Como o conflito e confronto colaboram no desenvolvimento do Coach?

::reflexões sobre coaching::


Se no artigo anterior eu citei o enciclopedismo (O Coach como um enciclopedista do conhecimento:https://www.jorgedornellesdeoliveira.com/post/a-atua%C3%A7%C3%A3o-do-coach-como-um-enciclopedista-do-conhecimento) para apresentar como as diversas correntes do pensamento contribuem para o desenvolvimento do coach profissional, desta vez eu recorri ao existencialismo para oferecer uma reflexão a partir de outra perspectiva. Vamos raciocinar sobre esse tema?


De que forma o conflito e o confronto podem agregar ao seu progresso como coach profissional? Você consegue compreender o confronto como uma relação útil para o seu crescimento e o do seu cliente simultaneamente? Como você entende a frase de Jean-Paul Sartre “o inferno são os outros”? Leia o artigo até o final e forme seu juízo.


Em tempos de polarização, de cancelamento de um mundo onde as relações pessoais e as formas de trabalhar se individualizaram, receberam autonomia e se tornaram cada vez mais virtuais, falar sobre esse assunto, mesmo para quem é coach profissional, pode soar como algo um tanto desconfortável. A impressão é que muitos fogem ou evitam a todo o custo expressar seus argumentos a fim de evitar o debate. O exemplo é bem abrangente, mas enquadra qualquer um de nós nas mais diversas situações.


Na posição de coach, ainda assim, é preciso despertar a consciência do papel que o conflito representa para si e com isso transformar a própria existência do confronto em algo estimulador para o seu desenvolvimento pessoal e do seu trabalho. Desdobrando esse entendimento ao cliente para o mesmo objetivo. Sartre, filósofo francês do século 20 e representante do existencialismo considerava o confronto a base de todas as relações humanas autênticas. Ele aconselhava que o conflito não deve ser evitado - na verdade, é por meio do conflito que construímos relacionamentos reais e relacionamentos de confiança.


Ao assimilar esse conhecimento e colocá-lo em prática é possível transformar a relação com o seu cliente e fazer com que ele também transforme as relações dele na vida e dentro da organização com seus colaboradores e parceiros de negócio. A construção desse entrosamento beneficia uma combinação madura de atuar. Além de ajudar a evitar a ideia de que o conflito é o término das relações e interações entre as pessoas. Chega de cancelamento.

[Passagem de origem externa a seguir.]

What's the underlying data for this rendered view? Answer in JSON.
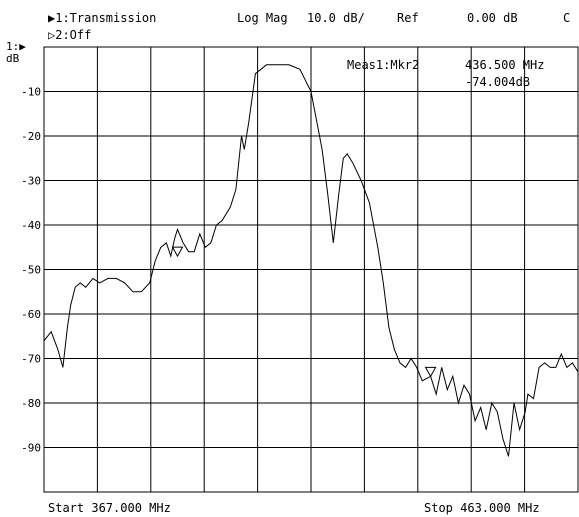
{
  "header": {
    "trace1_label": "▶1:Transmission",
    "format_label": "Log Mag",
    "scale_label": "10.0 dB/",
    "ref_label": "Ref",
    "ref_value": "0.00 dB",
    "channel_flag": "C",
    "trace2_label": "▷2:Off"
  },
  "axis": {
    "trace_ref_marker": "1:▶",
    "unit": "dB"
  },
  "marker": {
    "label": "Meas1:Mkr2",
    "frequency": "436.500 MHz",
    "value": "-74.004dB"
  },
  "footer": {
    "start_label": "Start 367.000 MHz",
    "stop_label": "Stop 463.000 MHz"
  },
  "chart_data": {
    "type": "line",
    "title": "",
    "xlabel": "",
    "ylabel": "dB",
    "xlim": [
      367.0,
      463.0
    ],
    "ylim": [
      -100,
      0
    ],
    "grid": true,
    "y_ticks": [
      -10,
      -20,
      -30,
      -40,
      -50,
      -60,
      -70,
      -80,
      -90
    ],
    "y_tick_labels": [
      "-10",
      "-20",
      "-30",
      "-40",
      "-50",
      "-60",
      "-70",
      "-80",
      "-90"
    ],
    "trace_color": "#000000",
    "series": [
      {
        "x": [
          367.0,
          368.3,
          369.5,
          370.4,
          371.2,
          371.8,
          372.6,
          373.5,
          374.5,
          375.8,
          377.0,
          378.5,
          380.0,
          381.5,
          383.0,
          384.5,
          386.0,
          387.0,
          388.0,
          389.0,
          389.8,
          390.5,
          391.0,
          392.0,
          393.0,
          394.0,
          395.0,
          396.0,
          397.0,
          398.0,
          399.0,
          400.5,
          401.5,
          402.5,
          403.0,
          403.8,
          405.0,
          407.0,
          409.0,
          411.0,
          413.0,
          415.0,
          417.0,
          418.0,
          419.0,
          420.0,
          420.8,
          421.5,
          422.5,
          424.0,
          425.5,
          427.0,
          428.0,
          429.0,
          430.0,
          431.0,
          432.0,
          433.0,
          434.0,
          435.0,
          436.5,
          437.5,
          438.5,
          439.5,
          440.5,
          441.5,
          442.5,
          443.5,
          444.5,
          445.5,
          446.5,
          447.5,
          448.5,
          449.5,
          450.5,
          451.5,
          452.5,
          453.5,
          454.0,
          455.0,
          456.0,
          457.0,
          458.0,
          459.0,
          460.0,
          461.0,
          462.0,
          463.0
        ],
        "values": [
          -66,
          -64,
          -68,
          -72,
          -63,
          -58,
          -54,
          -53,
          -54,
          -52,
          -53,
          -52,
          -52,
          -53,
          -55,
          -55,
          -53,
          -48,
          -45,
          -44,
          -47,
          -43,
          -41,
          -44,
          -46,
          -46,
          -42,
          -45,
          -44,
          -40,
          -39,
          -36,
          -32,
          -20,
          -23,
          -17,
          -6,
          -4,
          -4,
          -4,
          -5,
          -10,
          -23,
          -33,
          -44,
          -33,
          -25,
          -24,
          -26,
          -30,
          -35,
          -45,
          -53,
          -63,
          -68,
          -71,
          -72,
          -70,
          -72,
          -75,
          -74,
          -78,
          -72,
          -77,
          -74,
          -80,
          -76,
          -78,
          -84,
          -81,
          -86,
          -80,
          -82,
          -88,
          -92,
          -80,
          -86,
          -82,
          -78,
          -79,
          -72,
          -71,
          -72,
          -72,
          -69,
          -72,
          -71,
          -73
        ]
      }
    ]
  }
}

Creio que Sartre não aprovaria isso!


De que forma você como coach profissional estabelece e constrói a sua relação com o cliente?

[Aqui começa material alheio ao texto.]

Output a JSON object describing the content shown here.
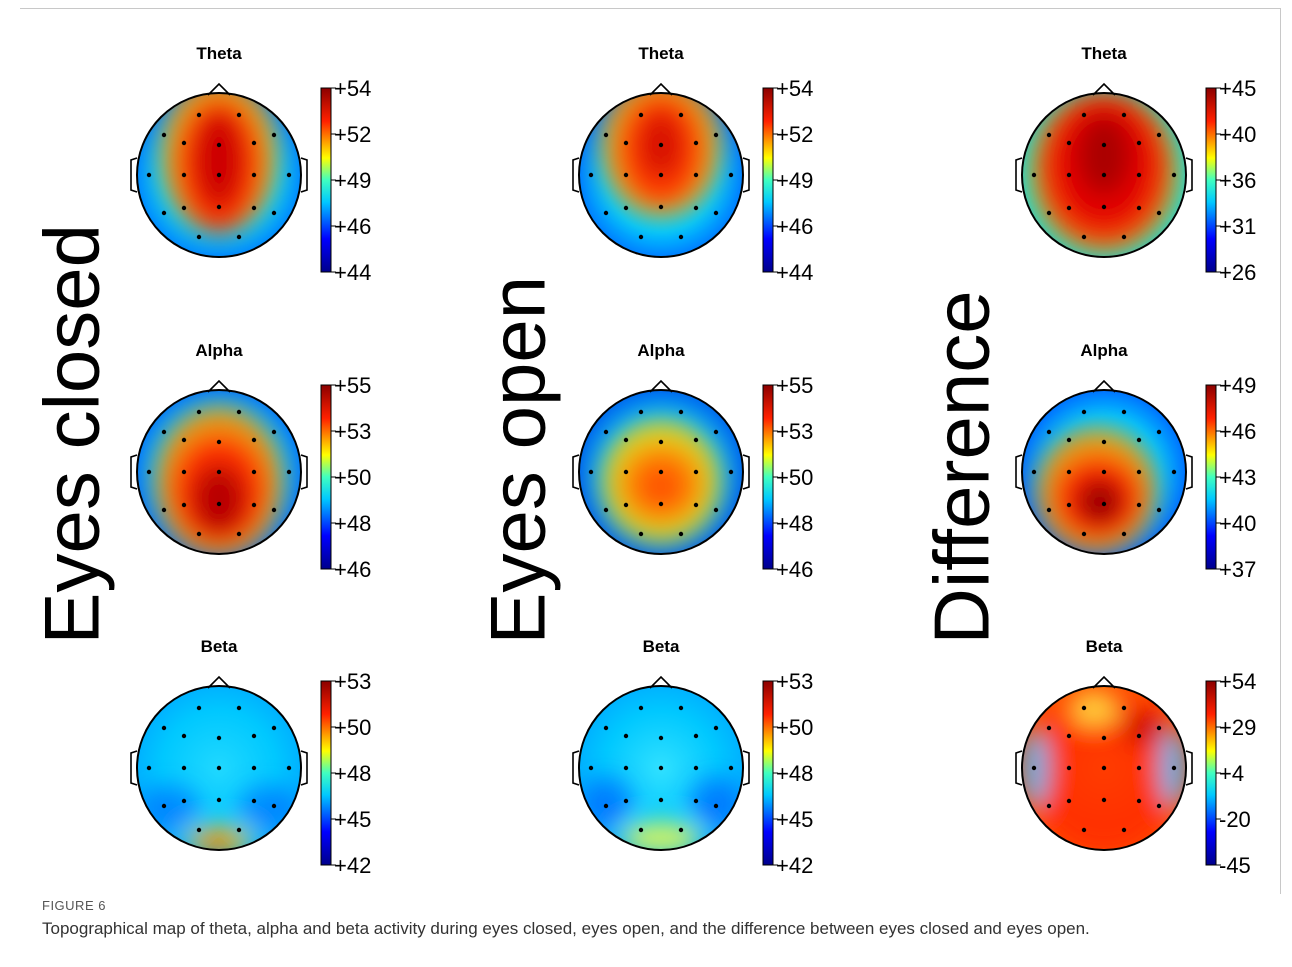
{
  "figure": {
    "label": "FIGURE 6",
    "caption": "Topographical map of theta, alpha and beta activity during eyes closed, eyes open, and the difference between eyes closed and eyes open."
  },
  "conditions": [
    "Eyes closed",
    "Eyes open",
    "Difference"
  ],
  "colormap": [
    "#00008b",
    "#0000ff",
    "#00ffff",
    "#ffff00",
    "#ff0000",
    "#8b0000"
  ],
  "panels": [
    {
      "condition": "Eyes closed",
      "band": "Theta",
      "ticks": [
        "+54",
        "+52",
        "+49",
        "+46",
        "+44"
      ]
    },
    {
      "condition": "Eyes open",
      "band": "Theta",
      "ticks": [
        "+54",
        "+52",
        "+49",
        "+46",
        "+44"
      ]
    },
    {
      "condition": "Difference",
      "band": "Theta",
      "ticks": [
        "+45",
        "+40",
        "+36",
        "+31",
        "+26"
      ]
    },
    {
      "condition": "Eyes closed",
      "band": "Alpha",
      "ticks": [
        "+55",
        "+53",
        "+50",
        "+48",
        "+46"
      ]
    },
    {
      "condition": "Eyes open",
      "band": "Alpha",
      "ticks": [
        "+55",
        "+53",
        "+50",
        "+48",
        "+46"
      ]
    },
    {
      "condition": "Difference",
      "band": "Alpha",
      "ticks": [
        "+49",
        "+46",
        "+43",
        "+40",
        "+37"
      ]
    },
    {
      "condition": "Eyes closed",
      "band": "Beta",
      "ticks": [
        "+53",
        "+50",
        "+48",
        "+45",
        "+42"
      ]
    },
    {
      "condition": "Eyes open",
      "band": "Beta",
      "ticks": [
        "+53",
        "+50",
        "+48",
        "+45",
        "+42"
      ]
    },
    {
      "condition": "Difference",
      "band": "Beta",
      "ticks": [
        "+54",
        "+29",
        "+4",
        "-20",
        "-45"
      ]
    }
  ]
}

A visão existencialista é centrada na experiência, vivida, do indivíduo que pensa, sente e age. Semelhante ao processo de desenvolvimento do coach ou ao próprio processo de coaching, que embora esteja apoiado em metodologias e estudos prioriza toda a bagagem da experiência adquirida. É preciso construir pontes de diálogo por mais complexos que eles sejam. Assim será possível enxergar o conflito como um aspecto essencial de qualquer relação autêntica, e o confronto necessário de vez em quando para que uma relação seja real e válida.

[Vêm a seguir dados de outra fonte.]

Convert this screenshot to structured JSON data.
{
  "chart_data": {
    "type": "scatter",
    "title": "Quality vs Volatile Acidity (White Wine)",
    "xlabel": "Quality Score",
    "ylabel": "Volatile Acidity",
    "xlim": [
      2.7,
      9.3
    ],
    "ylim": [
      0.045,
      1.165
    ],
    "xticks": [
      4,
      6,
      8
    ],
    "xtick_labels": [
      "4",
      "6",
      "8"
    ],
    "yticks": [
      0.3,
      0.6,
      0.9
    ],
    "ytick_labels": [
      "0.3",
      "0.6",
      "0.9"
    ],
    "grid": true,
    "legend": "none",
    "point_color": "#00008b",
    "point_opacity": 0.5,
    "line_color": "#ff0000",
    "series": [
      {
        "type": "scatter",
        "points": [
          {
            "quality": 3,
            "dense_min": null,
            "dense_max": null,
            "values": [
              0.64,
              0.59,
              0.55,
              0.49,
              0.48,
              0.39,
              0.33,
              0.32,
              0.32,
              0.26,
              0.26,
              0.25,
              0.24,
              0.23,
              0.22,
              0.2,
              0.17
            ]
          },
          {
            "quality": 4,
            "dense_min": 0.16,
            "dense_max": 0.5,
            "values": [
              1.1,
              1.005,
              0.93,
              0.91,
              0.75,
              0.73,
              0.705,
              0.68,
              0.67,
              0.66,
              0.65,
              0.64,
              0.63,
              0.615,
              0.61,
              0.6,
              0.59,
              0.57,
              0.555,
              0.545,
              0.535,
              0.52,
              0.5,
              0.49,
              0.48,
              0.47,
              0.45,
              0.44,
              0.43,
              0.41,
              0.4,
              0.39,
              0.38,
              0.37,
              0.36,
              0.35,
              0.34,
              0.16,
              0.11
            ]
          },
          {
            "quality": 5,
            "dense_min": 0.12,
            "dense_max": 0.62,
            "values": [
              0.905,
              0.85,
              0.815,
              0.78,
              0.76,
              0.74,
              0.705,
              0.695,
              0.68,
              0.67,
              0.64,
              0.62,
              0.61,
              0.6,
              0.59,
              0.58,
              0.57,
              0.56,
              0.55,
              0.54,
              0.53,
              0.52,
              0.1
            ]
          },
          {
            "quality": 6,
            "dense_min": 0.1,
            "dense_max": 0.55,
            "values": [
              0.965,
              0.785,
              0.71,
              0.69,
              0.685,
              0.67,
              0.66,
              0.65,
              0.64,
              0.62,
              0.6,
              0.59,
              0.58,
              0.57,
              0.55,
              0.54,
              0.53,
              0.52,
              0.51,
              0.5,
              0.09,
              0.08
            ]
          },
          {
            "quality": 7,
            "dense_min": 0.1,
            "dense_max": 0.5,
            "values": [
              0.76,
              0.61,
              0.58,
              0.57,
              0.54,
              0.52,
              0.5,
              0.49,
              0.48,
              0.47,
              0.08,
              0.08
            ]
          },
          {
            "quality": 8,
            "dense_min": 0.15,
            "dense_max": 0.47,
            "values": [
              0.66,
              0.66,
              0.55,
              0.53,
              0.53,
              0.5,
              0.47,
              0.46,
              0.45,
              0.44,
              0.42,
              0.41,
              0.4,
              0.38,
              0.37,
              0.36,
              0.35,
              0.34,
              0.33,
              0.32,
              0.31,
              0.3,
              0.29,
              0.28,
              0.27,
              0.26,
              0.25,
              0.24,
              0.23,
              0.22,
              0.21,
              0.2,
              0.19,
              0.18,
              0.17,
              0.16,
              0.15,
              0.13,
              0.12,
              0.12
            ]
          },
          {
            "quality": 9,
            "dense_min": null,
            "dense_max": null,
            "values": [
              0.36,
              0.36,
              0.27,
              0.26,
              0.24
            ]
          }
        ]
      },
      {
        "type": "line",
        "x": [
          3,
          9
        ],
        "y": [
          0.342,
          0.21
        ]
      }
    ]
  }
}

A visão macro que essa contribuição oferece pode ser observada no cotidiano de sua vida e em uma organização. Conflitos e confrontos são manifestados em todas as escalas hierárquicas e de relação, seja ela interna ou externa. Contudo, há duas observações categóricas a se fazer: a primeira é perceber que nessa relação os envolvidos estão presos um ao outro e estão constantemente em desacordo e desaprovação, mas, surpreendentemente, não podem existir um sem o outro. Em seguida, notar que certamente ninguém defende conflitos desnecessários, mas a maioria das pessoas provavelmente os evita em vez de confrontar. De acordo com Bruce Peltier, psicólogo, coach executivo e escritor, essa conduta é totalmente contra produtiva e todos os envolvidos saem perdendo. “Quando se evita o confronto é natural optar pela acomodação, negação ou desistência. Todas essas opções são ilegítimas e resultam em um tédio doloroso”, afirma o autor.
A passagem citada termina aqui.